Danilo Matoso Macedo
Parece que tudo já foi dito sobre Oscar Niemeyer – parafraseando Drummond.
Assim seria se o mestre centenário, como um deus mitológico, não teimasse em assumir forma humana e descer à terra das obras monumentais para, com astúcia e poder, subtrair aos arquitetos locais a possibilidade de primazia em suas próprias gerações. Sua lição profissional, na verdade, sempre foi a da vitalidade que pulsa na lavra cotidiana dos assuntos do ofício da arquitetura. Por mais que seu traço leve teime em ocultar o peso dessa maturidade, ela é visível nas hábeis soluções de planta, na escala humana, na inteligente implantação de suas obras em Belo Horizonte.
E sempre há algo mais que ser dito sobre a obra de Oscar Niemeyer.

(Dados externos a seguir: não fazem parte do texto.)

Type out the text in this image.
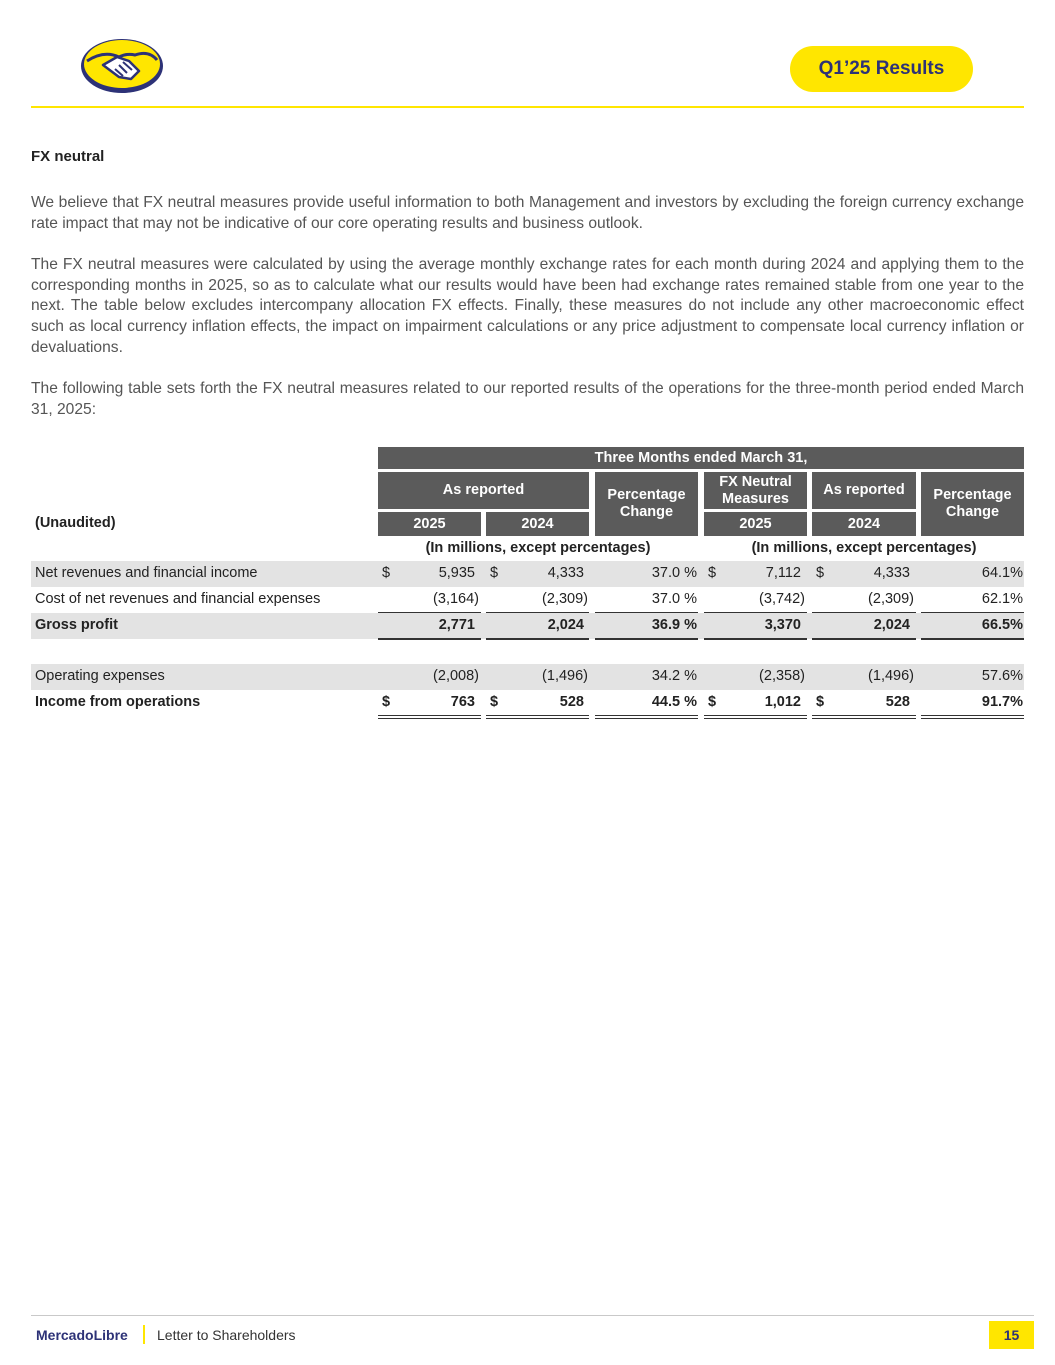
Q1’25 Results
FX neutral

We believe that FX neutral measures provide useful information to both Management and investors by excluding the foreign currency exchange rate impact that may not be indicative of our core operating results and business outlook.

The FX neutral measures were calculated by using the average monthly exchange rates for each month during 2024 and applying them to the corresponding months in 2025, so as to calculate what our results would have been had exchange rates remained stable from one year to the next. The table below excludes intercompany allocation FX effects. Finally, these measures do not include any other macroeconomic effect such as local currency inflation effects, the impact on impairment calculations or any price adjustment to compensate local currency inflation or devaluations.

The following table sets forth the FX neutral measures related to our reported results of the operations for the three-month period ended March 31, 2025:

Three Months ended March 31,
As reported	Percentage Change
FX Neutral Measures
As reported	Percentage Change
2025	2024	2025	2024
(Unaudited)
(In millions, except percentages)	(In millions, except percentages)
Net revenues and financial income	$	5,935 $	4,333	37.0 % $	7,112 $	4,333	64.1%
Cost of net revenues and financial expenses	(3,164)	(2,309)	37.0 %	(3,742)	(2,309)	62.1%
Gross profit	2,771	2,024	36.9 %	3,370	2,024	66.5%
Operating expenses	(2,008)	(1,496)	34.2 %	(2,358)	(1,496)	57.6%
Income from operations	$	763 $	528	44.5 % $	1,012 $	528	91.7%
MercadoLibre Letter to Shareholders	15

A capital mineira oferece um ponto de vista privilegiado para uma visão panorâmica do trabalho do arquiteto. Está próxima do Grande Hotel de Ouro Preto, obra de 1938 fundamental na constituição de um doméstico, tátil e multicolorido nativismo moderno, por assim dizer, com uma articulação de materiais recorrente em sua trajetória profissional de quase oitenta anos. A profícua relação com Juscelino Kubitschek prefeito se iniciaria em Pampulha, no início da década de 40, com a casa do estadista, o Cassino, a Casa do Baile, o Iate Clube, o Golfe Clube e a Igrejinha. Ela amadureceria dez anos depois com Juscelino governador, nos edifícios da Praça da Liberdade e da Praça Sete de Setembro, e no Colégio Estadual Central. Ela chegaria ao ápice em 1957, evidentemente, nos edifícios de Brasília.
Na Capital Federal, a arquitetura de Oscar Niemeyer atingiria um alto nível de concisão formal e conceitual, a que ele cada vez mais se afeiçoaria. Se os volumes puros do Colégio Estadual Central já prenunciavam esse viés, ele pode ser bem apreciado nos espaços abertos encimados por vigas de concreto aparente no Pampulha Iate Clube e, mais recentemente, na alvura da Cidade Administrativa, talho purista na periferia da cidade que ocupação humana agora talvez comece a cicatrizar.
Niemeyer tratou de aquilatar pessoalmente suas realizações, à frente da revista Módulo, que circulou – com um hiato de onze anos – desde 1955 até o final da década de 80. Além de seus projetos e de outros arquitetos brasileiros, a revista trouxe à tona seu profícuo discurso escrito, iniciado com uma vigorosa campanha explicativa simultânea à construção de Brasília. Uma energia que infelizmente aos poucos esmaeceu – após a Módulo – numa coleção de anedotas e máximas articuladas em textos invariavelmente similares, que em todo caso bem servem para neutralizar o achaque das centenas de admiradores e dos críticos. O escritório de Niemeyer em Copacabana, de fato, parece ser parada obrigatória de toda celebridade do mundo da arquitetura que aporta no Rio de Janeiro, e espalhados nas mesas da sala de recepção encontram-se diversos livros com obras dos maiores arquitetos do mundo no último século, sempre com dedicatórias de seus autores. Trata-se de um reconhecimento refletido não apenas nos prêmios internacionais que recebeu, como também nas dezenas de trabalhos realizados em diversos países.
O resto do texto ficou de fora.